I think when I look at how the gospel applies to my attitude about rest, it’s easy to see what my motivation is for always working. I feel I need to work to prove my worth, to show that I’m useful and valuable. But if all that is based on my own efforts, what happens when I stop? Exactly what I fear. I cease to be significant.
That is what I fear – insignificance; being unseen, unimportant.
Looking at the cross, I can see why Jesus had to come to break me of my dependence on my own work. All my successfully completed tasks can’t bring me any closer to what I crave – significance in the eyes of God.
I need to accept that my work is worthless apart from the grace of Christ. Without him, I am unseen. But in Christ, I am known and valued more deeply than I could ever imagine.
If my work flows from his grace, then I don’t have anything to prove. It’s just a response to what he’s given me. I don’t have to feel guilty for resting, for doing nothing. I can accept that if I don't get everything done or I let someone down because of my imperfect humanity or I produce something less than stellar, it’s ok. I haven’t lost my worth, because my value isn’t in what I do. It’s in Who I follow.

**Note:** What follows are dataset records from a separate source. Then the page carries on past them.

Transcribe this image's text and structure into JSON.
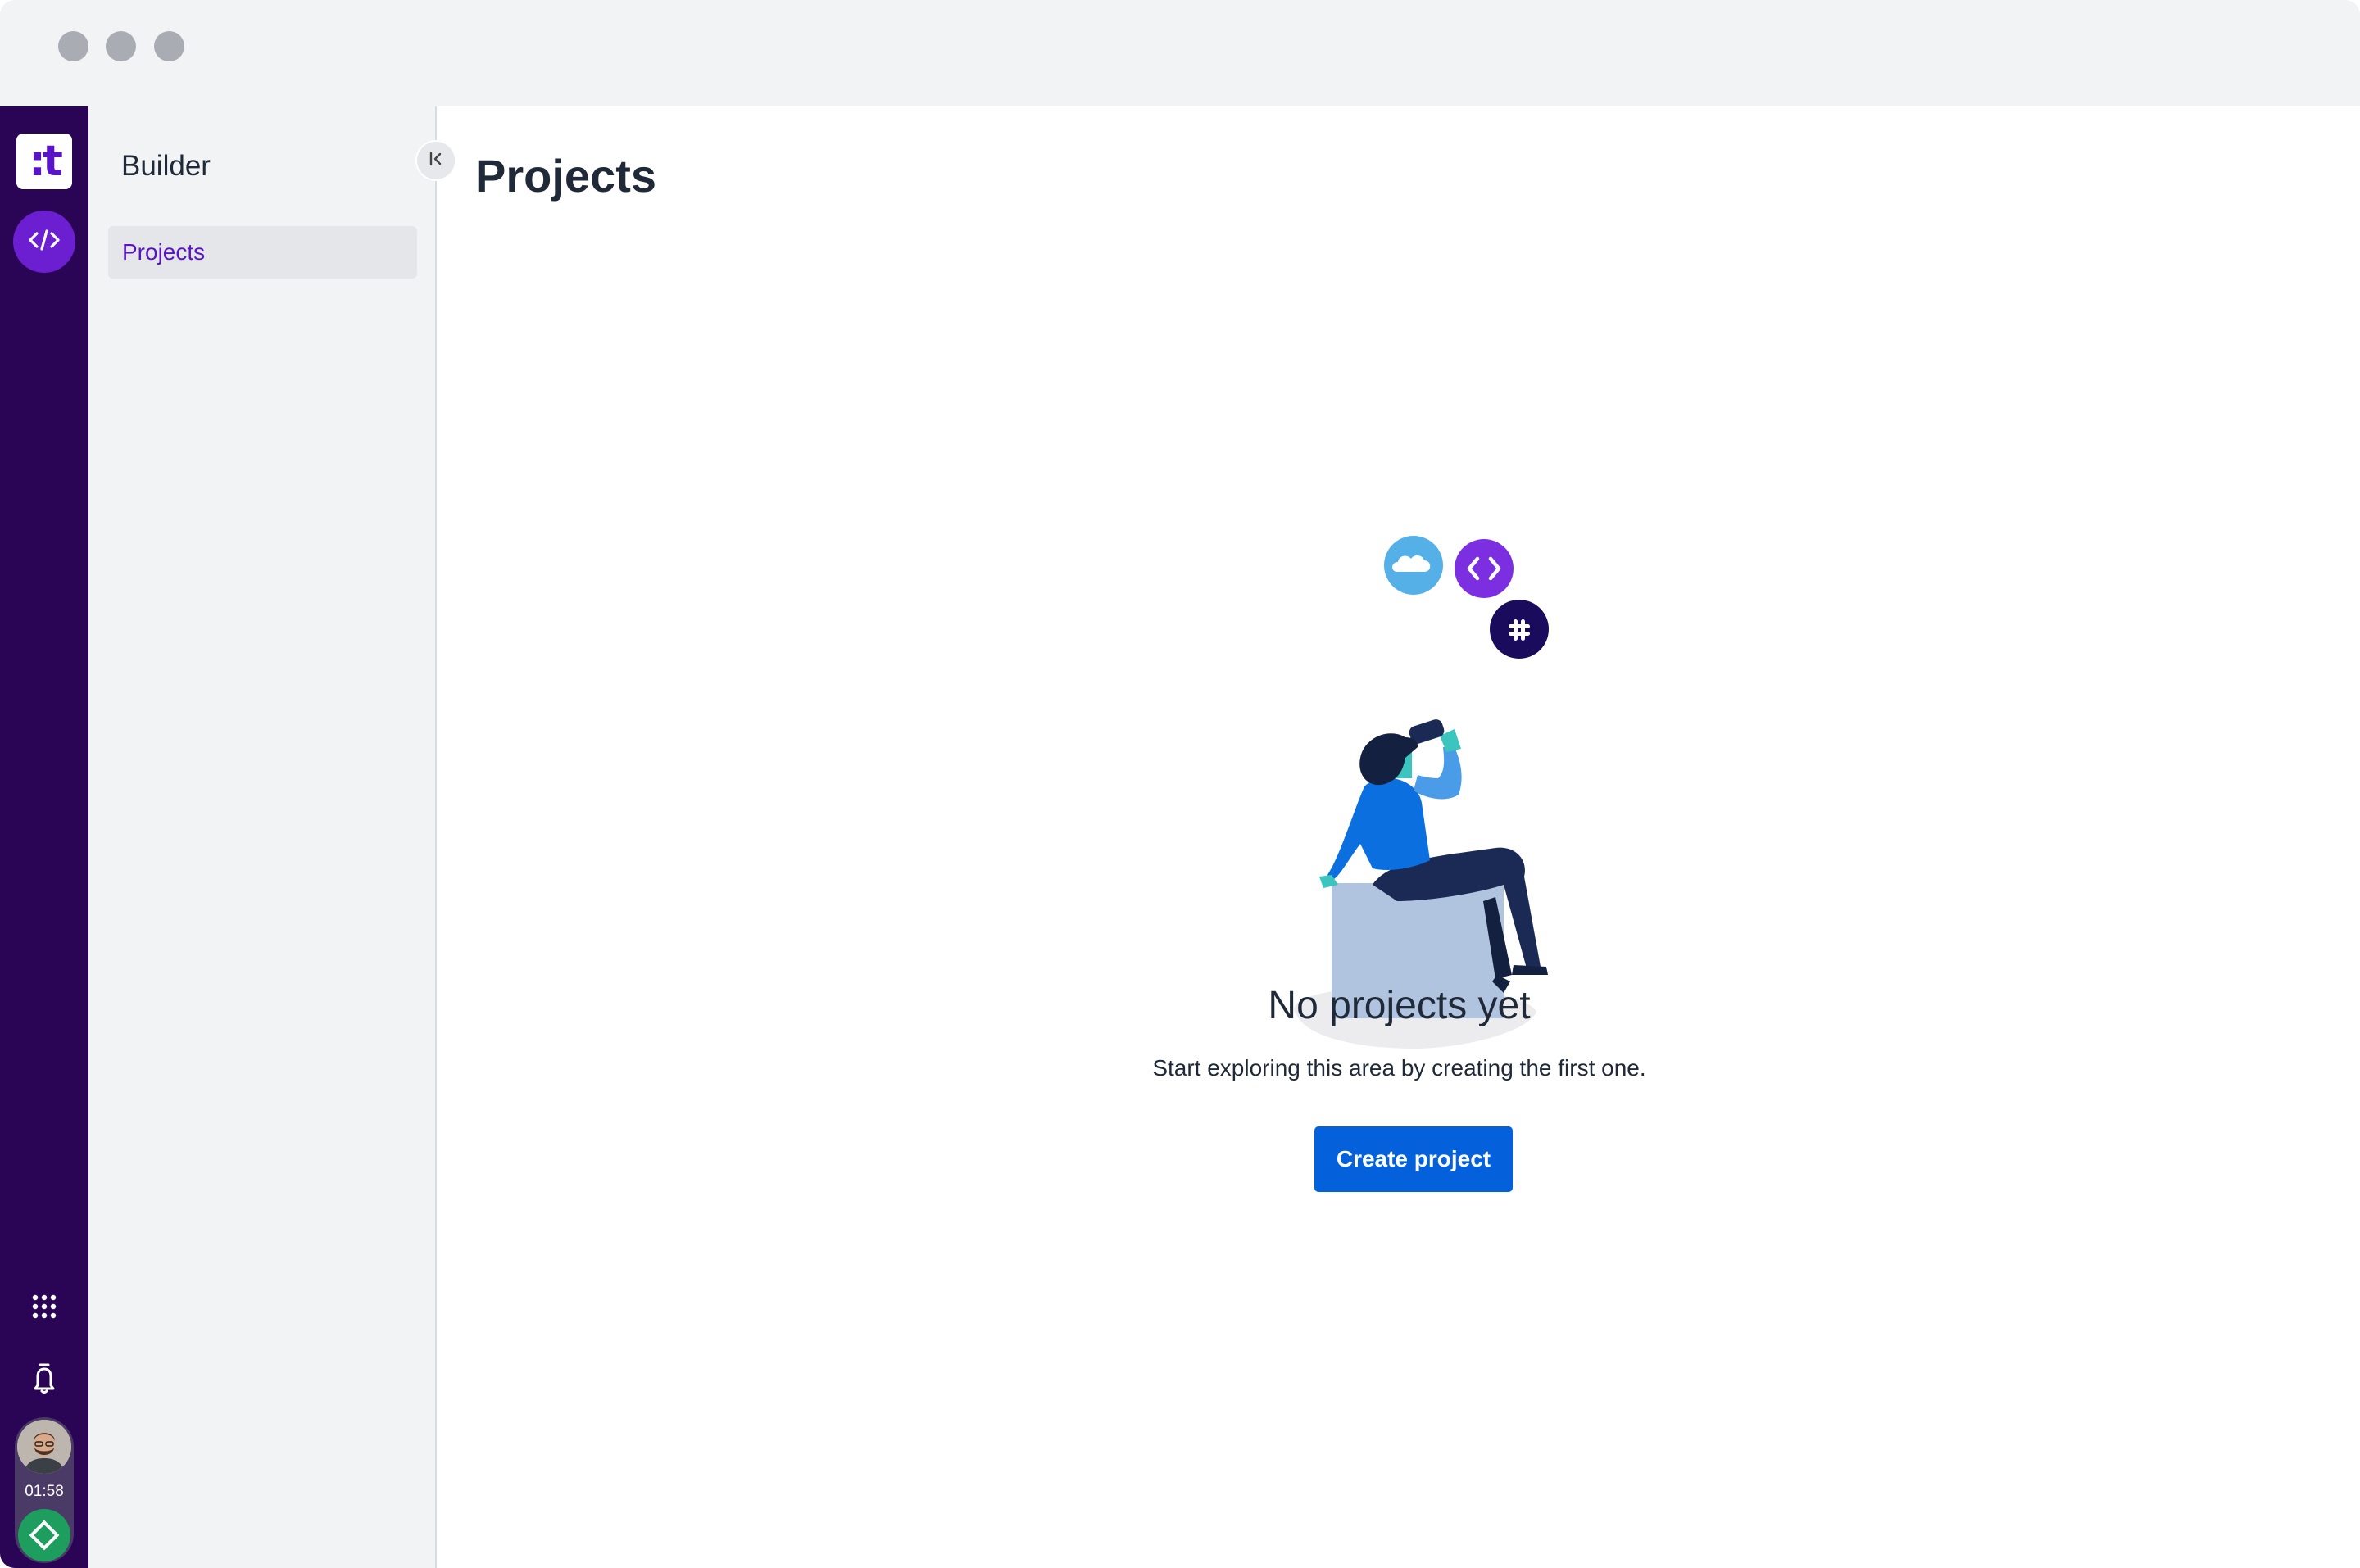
{
  "sidebar": {
    "title": "Builder",
    "items": [
      {
        "label": "Projects",
        "active": true
      }
    ]
  },
  "main": {
    "title": "Projects",
    "empty_state": {
      "title": "No projects yet",
      "subtitle": "Start exploring this area by creating the first one.",
      "button_label": "Create project",
      "illustration_icons": [
        "salesforce-icon",
        "code-icon",
        "slack-icon"
      ]
    }
  },
  "rail": {
    "logo_text": ":t",
    "items": [
      "code-icon",
      "apps-grid-icon",
      "bell-icon"
    ],
    "user": {
      "timer": "01:58",
      "status": "online"
    }
  },
  "colors": {
    "rail_bg": "#2a0556",
    "accent_purple": "#6c1fd1",
    "brand_purple": "#5a14c8",
    "primary_button": "#0461db",
    "sidebar_bg": "#f2f3f5",
    "status_green": "#1e9e5e"
  }
}
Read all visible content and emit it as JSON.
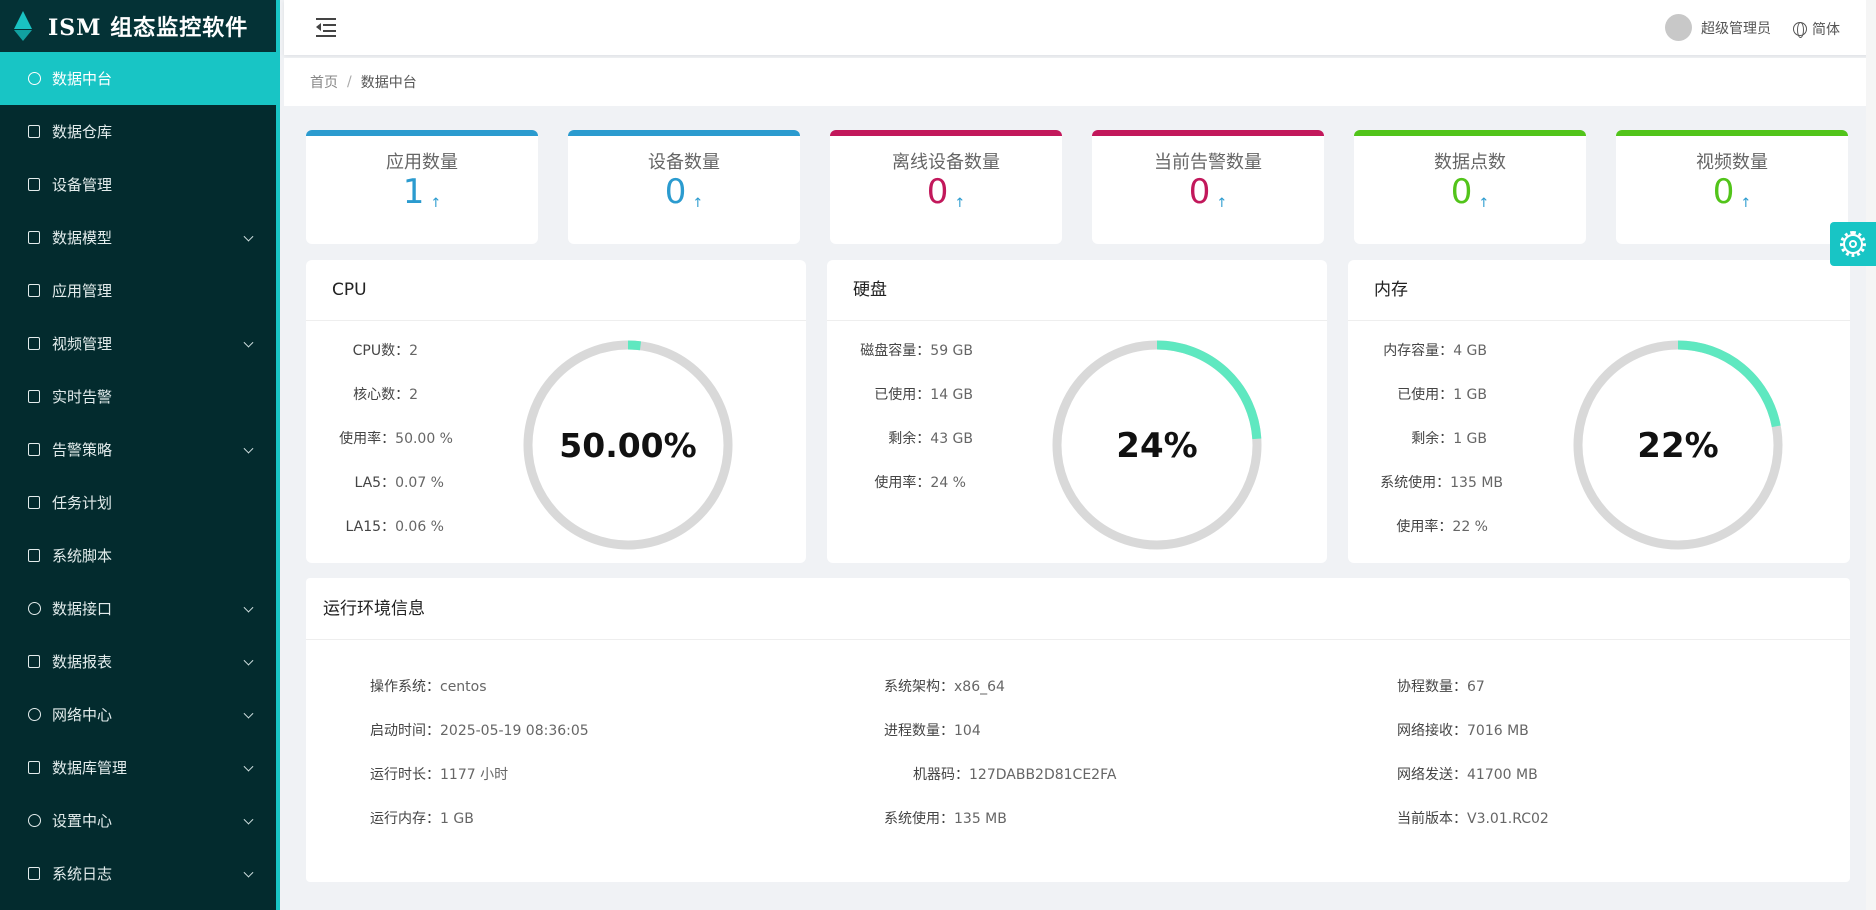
{
  "app": {
    "title": "ISM 组态监控软件"
  },
  "sidebar": {
    "items": [
      {
        "label": "数据中台",
        "icon": "dashboard-icon",
        "active": true,
        "has_children": false
      },
      {
        "label": "数据仓库",
        "icon": "database-icon",
        "active": false,
        "has_children": false
      },
      {
        "label": "设备管理",
        "icon": "device-icon",
        "active": false,
        "has_children": false
      },
      {
        "label": "数据模型",
        "icon": "dropbox-icon",
        "active": false,
        "has_children": true
      },
      {
        "label": "应用管理",
        "icon": "list-icon",
        "active": false,
        "has_children": false
      },
      {
        "label": "视频管理",
        "icon": "video-icon",
        "active": false,
        "has_children": true
      },
      {
        "label": "实时告警",
        "icon": "bell-icon",
        "active": false,
        "has_children": false
      },
      {
        "label": "告警策略",
        "icon": "alarm-icon",
        "active": false,
        "has_children": true
      },
      {
        "label": "任务计划",
        "icon": "calendar-icon",
        "active": false,
        "has_children": false
      },
      {
        "label": "系统脚本",
        "icon": "terminal-icon",
        "active": false,
        "has_children": false
      },
      {
        "label": "数据接口",
        "icon": "api-icon",
        "active": false,
        "has_children": true
      },
      {
        "label": "数据报表",
        "icon": "report-icon",
        "active": false,
        "has_children": true
      },
      {
        "label": "网络中心",
        "icon": "globe-icon",
        "active": false,
        "has_children": true
      },
      {
        "label": "数据库管理",
        "icon": "db-manage-icon",
        "active": false,
        "has_children": true
      },
      {
        "label": "设置中心",
        "icon": "gear-icon",
        "active": false,
        "has_children": true
      },
      {
        "label": "系统日志",
        "icon": "log-icon",
        "active": false,
        "has_children": true
      }
    ]
  },
  "header": {
    "user": "超级管理员",
    "lang": "简体"
  },
  "breadcrumb": {
    "home": "首页",
    "separator": "/",
    "current": "数据中台"
  },
  "stats": [
    {
      "title": "应用数量",
      "value": "1",
      "color": "#2b9bcf"
    },
    {
      "title": "设备数量",
      "value": "0",
      "color": "#2b9bcf"
    },
    {
      "title": "离线设备数量",
      "value": "0",
      "color": "#c2185b"
    },
    {
      "title": "当前告警数量",
      "value": "0",
      "color": "#c2185b"
    },
    {
      "title": "数据点数",
      "value": "0",
      "color": "#52c41a"
    },
    {
      "title": "视频数量",
      "value": "0",
      "color": "#52c41a"
    }
  ],
  "stat_arrow": "↑",
  "cpu": {
    "title": "CPU",
    "rows": [
      {
        "k": "CPU数：",
        "v": "2"
      },
      {
        "k": "核心数：",
        "v": "2"
      },
      {
        "k": "使用率：",
        "v": "50.00 %"
      },
      {
        "k": "LA5：",
        "v": "0.07 %"
      },
      {
        "k": "LA15：",
        "v": "0.06 %"
      }
    ],
    "gauge_label": "50.00%",
    "gauge_fraction": 0.02
  },
  "disk": {
    "title": "硬盘",
    "rows": [
      {
        "k": "磁盘容量：",
        "v": "59 GB"
      },
      {
        "k": "已使用：",
        "v": "14 GB"
      },
      {
        "k": "剩余：",
        "v": "43 GB"
      },
      {
        "k": "使用率：",
        "v": "24 %"
      }
    ],
    "gauge_label": "24%",
    "gauge_fraction": 0.24
  },
  "memory": {
    "title": "内存",
    "rows": [
      {
        "k": "内存容量：",
        "v": "4 GB"
      },
      {
        "k": "已使用：",
        "v": "1 GB"
      },
      {
        "k": "剩余：",
        "v": "1 GB"
      },
      {
        "k": "系统使用：",
        "v": "135 MB"
      },
      {
        "k": "使用率：",
        "v": "22 %"
      }
    ],
    "gauge_label": "22%",
    "gauge_fraction": 0.22
  },
  "gauge_colors": {
    "track": "#d9d9d9",
    "fill": "#5fe8c0"
  },
  "env": {
    "title": "运行环境信息",
    "col1": [
      {
        "k": "操作系统：",
        "v": "centos"
      },
      {
        "k": "启动时间：",
        "v": "2025-05-19 08:36:05"
      },
      {
        "k": "运行时长：",
        "v": "1177 小时"
      },
      {
        "k": "运行内存：",
        "v": "1 GB"
      }
    ],
    "col2": [
      {
        "k": "系统架构：",
        "v": "x86_64"
      },
      {
        "k": "进程数量：",
        "v": "104"
      },
      {
        "k": "机器码：",
        "v": "127DABB2D81CE2FA"
      },
      {
        "k": "系统使用：",
        "v": "135 MB"
      }
    ],
    "col3": [
      {
        "k": "协程数量：",
        "v": "67"
      },
      {
        "k": "网络接收：",
        "v": "7016 MB"
      },
      {
        "k": "网络发送：",
        "v": "41700 MB"
      },
      {
        "k": "当前版本：",
        "v": "V3.01.RC02"
      }
    ]
  }
}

So what’s the power in doing nothing?
It’s the power of resting in Christ completely. It’s making goals, but not being bound by them. And it’s accepting times of rest as expressions of God’s love towards me.
Recognizing that I am only human, I don’t have to keep working. I need to rest so I can be filled by God. And then he will bless my work, because it will be a full reflection of the glory he’s placed inside my heart to bring others to Christ.